Qu’en est-il de la barque des Pêcheurs napolitains et de son Sauvage ? Ce groupe est apparu au milieu du 19e siècle, à une époque durant laquelle le cortège de la Ducasse est marqué par deux phénomènes. Il y a tout d’abord un fort sentiment nationaliste qui contribue également à renforcer l’identité urbaine. En 1850, le vieux géant Tyran est ainsi transformé en Ambiorix pour célébrer un héros national. La même année, le Char de la Ville est créé pour transporter les personnages célèbres de l’histoire locale. En 1880, le Char des Neuf provinces célèbre les 50 ans de la jeune Belgique. Le deuxième phénomène est l’intérêt pour l’exotisme. En 1850, on voit apparaître les chars des Indiens, des Écossais et des Chinois, aujourd’hui disparus.
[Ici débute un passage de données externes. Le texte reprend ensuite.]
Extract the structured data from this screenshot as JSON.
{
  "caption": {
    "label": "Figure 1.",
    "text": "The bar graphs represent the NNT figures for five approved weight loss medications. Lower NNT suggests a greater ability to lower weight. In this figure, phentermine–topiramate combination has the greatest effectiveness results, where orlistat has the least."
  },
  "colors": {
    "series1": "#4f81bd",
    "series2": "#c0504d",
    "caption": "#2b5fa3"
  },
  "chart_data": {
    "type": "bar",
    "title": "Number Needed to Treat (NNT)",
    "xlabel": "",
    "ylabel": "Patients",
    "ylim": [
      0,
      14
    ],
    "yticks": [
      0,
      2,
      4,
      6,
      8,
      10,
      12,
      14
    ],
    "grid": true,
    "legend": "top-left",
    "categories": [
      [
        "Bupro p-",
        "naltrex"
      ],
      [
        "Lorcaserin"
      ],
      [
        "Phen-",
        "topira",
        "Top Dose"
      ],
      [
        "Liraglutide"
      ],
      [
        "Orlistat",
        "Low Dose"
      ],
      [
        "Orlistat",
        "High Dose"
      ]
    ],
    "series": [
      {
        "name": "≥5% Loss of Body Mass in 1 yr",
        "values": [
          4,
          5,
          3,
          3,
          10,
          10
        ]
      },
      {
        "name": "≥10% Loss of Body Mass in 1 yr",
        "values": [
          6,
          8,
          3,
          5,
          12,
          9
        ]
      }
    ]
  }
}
D’autres groupes du même type défilent également dans d’autres cortèges, notamment à l’occasion des cavalcades carnavalesques.
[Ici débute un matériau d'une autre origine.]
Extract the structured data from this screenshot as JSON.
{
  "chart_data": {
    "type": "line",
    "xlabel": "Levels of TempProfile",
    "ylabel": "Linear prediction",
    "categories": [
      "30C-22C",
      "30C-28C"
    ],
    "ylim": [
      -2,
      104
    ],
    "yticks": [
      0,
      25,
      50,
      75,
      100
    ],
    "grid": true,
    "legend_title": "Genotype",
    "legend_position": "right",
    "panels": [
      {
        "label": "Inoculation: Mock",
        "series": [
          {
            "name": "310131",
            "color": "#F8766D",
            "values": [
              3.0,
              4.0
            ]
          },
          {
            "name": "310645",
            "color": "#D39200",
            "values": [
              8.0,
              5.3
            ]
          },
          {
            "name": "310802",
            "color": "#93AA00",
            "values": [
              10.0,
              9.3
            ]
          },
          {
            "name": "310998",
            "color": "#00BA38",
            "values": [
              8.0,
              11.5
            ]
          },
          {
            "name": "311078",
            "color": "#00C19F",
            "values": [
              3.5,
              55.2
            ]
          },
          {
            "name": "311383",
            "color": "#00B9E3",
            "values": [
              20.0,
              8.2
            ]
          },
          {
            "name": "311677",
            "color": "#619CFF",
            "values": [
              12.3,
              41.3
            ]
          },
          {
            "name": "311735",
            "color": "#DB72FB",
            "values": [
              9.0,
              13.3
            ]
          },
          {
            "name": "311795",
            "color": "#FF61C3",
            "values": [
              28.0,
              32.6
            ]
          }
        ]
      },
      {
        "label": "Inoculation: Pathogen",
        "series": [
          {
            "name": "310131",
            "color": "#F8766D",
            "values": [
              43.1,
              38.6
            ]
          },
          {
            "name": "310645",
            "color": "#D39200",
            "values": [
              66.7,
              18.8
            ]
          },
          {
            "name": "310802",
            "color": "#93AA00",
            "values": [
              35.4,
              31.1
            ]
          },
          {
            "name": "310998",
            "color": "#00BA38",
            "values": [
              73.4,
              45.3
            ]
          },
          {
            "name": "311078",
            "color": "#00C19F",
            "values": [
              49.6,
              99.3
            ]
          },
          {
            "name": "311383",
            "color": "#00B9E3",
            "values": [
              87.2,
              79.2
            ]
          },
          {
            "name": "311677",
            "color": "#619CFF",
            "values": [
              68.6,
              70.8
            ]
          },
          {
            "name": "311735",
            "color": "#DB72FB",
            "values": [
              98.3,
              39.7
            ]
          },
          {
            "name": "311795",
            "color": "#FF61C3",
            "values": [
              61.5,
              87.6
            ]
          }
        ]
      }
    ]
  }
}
L’apparition de la Barque des Pêcheurs napolitains en 1856 s’inscrit dans ce contexte. Le groupe est créé par une association, les Matelots de la Dendre, qui s’est fait connaître en organisant des spectacles, essentiellement des opéra-comique et des opérettes. La « barque » évoque probablement un opéra de 1827, « Masaniello ou le pêcheur napolitain », qui met en scène un héros révolutionnaire du 17e siècle.
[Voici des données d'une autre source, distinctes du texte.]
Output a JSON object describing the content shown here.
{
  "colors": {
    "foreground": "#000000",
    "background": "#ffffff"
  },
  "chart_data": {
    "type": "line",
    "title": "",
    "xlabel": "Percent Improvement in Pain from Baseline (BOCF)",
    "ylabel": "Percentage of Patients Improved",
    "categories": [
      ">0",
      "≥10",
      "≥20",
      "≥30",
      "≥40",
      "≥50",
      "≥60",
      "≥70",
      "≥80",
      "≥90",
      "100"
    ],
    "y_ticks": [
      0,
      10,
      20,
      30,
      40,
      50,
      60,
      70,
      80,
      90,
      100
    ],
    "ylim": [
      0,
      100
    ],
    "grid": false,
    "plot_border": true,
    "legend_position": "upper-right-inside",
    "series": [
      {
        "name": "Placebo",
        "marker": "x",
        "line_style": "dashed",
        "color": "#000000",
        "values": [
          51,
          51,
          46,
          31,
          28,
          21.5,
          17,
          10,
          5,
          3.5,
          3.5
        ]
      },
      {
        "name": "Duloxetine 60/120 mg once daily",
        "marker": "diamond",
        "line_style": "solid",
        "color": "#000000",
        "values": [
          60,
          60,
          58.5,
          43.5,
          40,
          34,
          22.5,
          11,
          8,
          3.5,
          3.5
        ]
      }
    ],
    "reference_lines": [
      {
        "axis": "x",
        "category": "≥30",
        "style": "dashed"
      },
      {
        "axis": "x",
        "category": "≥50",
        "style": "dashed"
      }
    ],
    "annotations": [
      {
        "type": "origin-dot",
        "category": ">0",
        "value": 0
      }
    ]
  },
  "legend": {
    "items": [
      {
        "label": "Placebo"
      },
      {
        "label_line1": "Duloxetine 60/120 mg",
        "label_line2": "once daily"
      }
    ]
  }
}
Le personnage du Sauvage apparaît plus tardivement en 1873. À l’origine, il ne représente pas un Africain, mais bien un Amérindien issu d’une île légendaire de Gavatao (qu’on pourrait situer dans les Caraïbes). Il s’agit en effet d’une représentation stéréotypée d’un Amérindien (peau noire, pagne et coiffe à plumes, massue, anneaux) telle qu’on peut la retrouver dans de nombreuses illustrations depuis le 17e siècle. D’autres exemples de cette représentation stéréotypée existent dans des festivités traditionnelles : le géant l’Indien à Dendermonde, ou les gardiens qui escortent le Bœuf gras lors du carnaval de Paris.

sauvage

À partir du début du 20e siècle, le personnage évolue dans le cortège de la Ducasse d’Ath en développant un jeu très spectaculaire : interaction avec ses gardes, il fait mine de s’enfuir, exagération (certains textes rapportent que le figurant mange un lapin cru). Il reçoit notamment le surnom de « Dégoudant » (le « dégoutant »). En pleine période coloniale, il ne faut pas nier que le personnage est dès lors parfois confondu avec un Africain, ce qui n’est pas sans poser de problème. En 1945, la présence de soldats afro-américains à l’occasion des festivités de la Ducasse crée un malaise auprès de l’autorité communale. Le collège échevinal exige que le personnage soit « bariolé sur fond jaune-brun ». Un débat surgit à nouveau dans le courant des années 1960, à une époque où les étudiants africains ne sont pas rares à l’École d’Agriculture d’Ath.

Après les années 1960, la perception du personnage du Sauvage évolue, avec l’abandon des aspects les plus contestables. Une nouvelle relation se noue avec le public. L’apparition d’une transmission familiale n’est sans doute pas étrangère à cette évolution. Après une difficulté de recrutement (et notamment l’organisation d’un « examen » en 1951), on assiste à une certaine stabilité dans la représentation du personnage. Depuis Albert Masset (en 1963), le rôle se transmet au sein de la même famille avec Marcel Baudelet (neveu du précédent) à partir de 1980, puis ses fils Ronald et Rudy, et son petit-fils Maisson depuis 2019.

Sauvage

Actuellement, la communauté athoise comprend que la scène de la barque des Pêcheurs napolitains peut choquer si elle est prise au premier degré. Mais, leur « Sauvage » ne représente plus un Indien de l’île de Gavatao, et encore moins un Africain. C’est un personnage fabuleux et fantastique, que les Athois apprécient particulièrement. Certains l’appellent d’ailleurs plutôt le « Diable » (ce qui renforce ce côté fantastique). L’évolution du patrimoine immatériel a annulé les côtés négatifs de la représentation. Il n’y a pas l’intention de choquer et de véhiculer un message raciste. Mais les attributs du Sauvage (grimage noir, les chaines) sont restés et on peut comprendre que ces éléments sont difficilement compréhensibles pour celles et ceux qui ne possèdent pas les codes de la représentation.